Aides Stop Loi 1970

AIDES contre la loi 1970 [#STOPLOI1970]

L’association AIDES se mobilise ce mois de janvier contre la loi 1970. L’association demande que la réduction des risques soit au cœur des politiques des drogues.

Créée en 1984, AIDES est la première association de lutte contre le SIDA et les hépatites en France et en Europe. Elle est reconnue d’utilité publique et labellisée “don en confiance” par le Comité de la Charte. AIDES agit depuis 30 ans avec et auprès des populations les plus vulnérables au VIH/sida et aux hépatites pour réduire les nouvelles contaminations et accompagner les personnes touchées vers le soin et dans la défense de leurs droits. Plus globalement, l’association joue un rôle majeur dans l’amélioration de la prise en compte des malades dans le système de santé en France, l’évolution des droits des personnes vulnérables et la lutte contre les discriminations. Ses principes : respect, indépendance, confidentialité et non-jugement.

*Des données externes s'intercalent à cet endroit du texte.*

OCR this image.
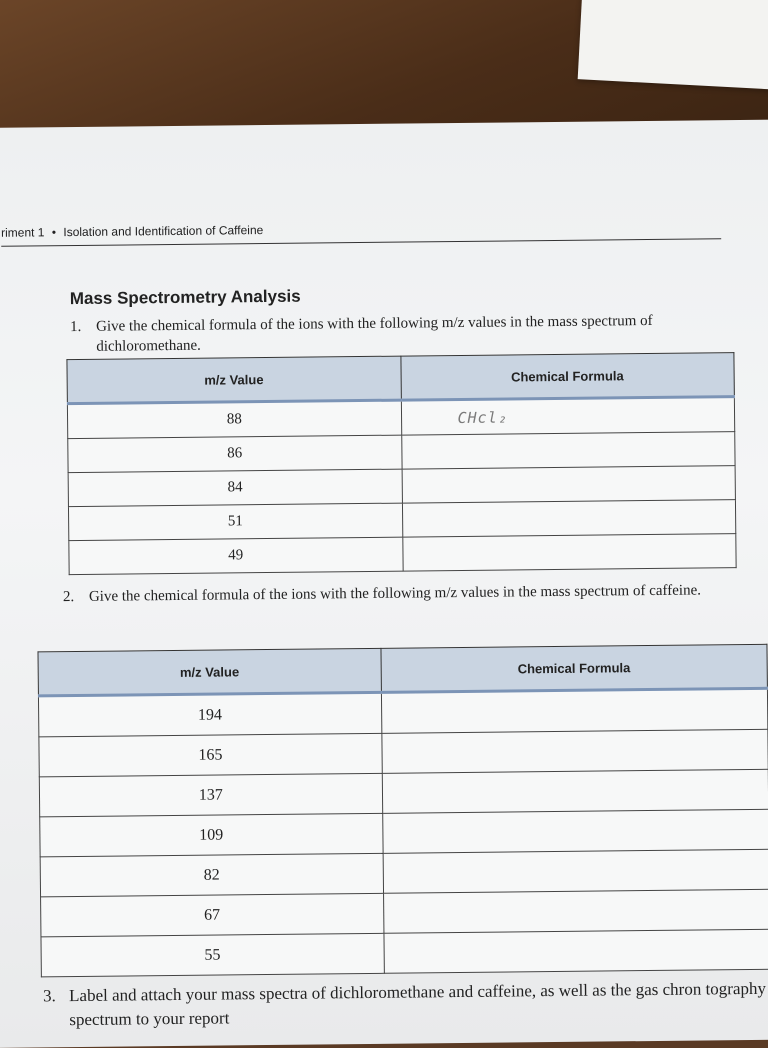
riment 1 • Isolation and Identification of Caffeine
Mass Spectrometry Analysis
1. Give the chemical formula of the ions with the following m/z values in the mass spectrum of dichloromethane.
m/z Value	Chemical Formula
88	CHcl₂
86	
84	
51	
49	
2. Give the chemical formula of the ions with the following m/z values in the mass spectrum of caffeine.
m/z Value	Chemical Formula
194	
165	
137	
109	
82	
67	
55	
3. Label and attach your mass spectra of dichloromethane and caffeine, as well as the gas chron tography spectrum to your report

Des politiques des drogues inefficaces et dangereuses

Pour AIDES, les politiques actuelles à l’encontre des drogues s’avèrent inefficaces et dangereuses. Depuis 50 ans, la loi de 1970 régit en France les politiques des drogues. Pour l’association, les mesures répressives à l’encontre des usagers-ères fleurissent, sans pour autant que la consommation ou le trafic de drogues ne diminue. Pourtant, la France, par ailleurs zone de transit privilégiée de substances illicites, reste aujourd’hui parmi les plus grands consommateurs de cannabis en Europe, elle est troisièmes concernant la cocaïne. Toujours selon AIDES, en 2020, la mise en place de l’amende forfaitaire délictuelle pour usage de stupéfiant ne fait que renforcer ce principe de « tout répression », éloignant encore un peu davantage les consommateurs-rices de la réduction des risques : isoler les consommateurs-rices, les pousser à se cacher, c’est les mettre en danger.

Au-delà de l’inefficacité flagrante de ces politiques, celles-ci s’avèrent dangereuses pour les consommateurs-rices, toujours plus réprimés-es, stigmatisés-es, et cela freine l’accès aux dispositifs de prévention, d’accompagnement et de soutien.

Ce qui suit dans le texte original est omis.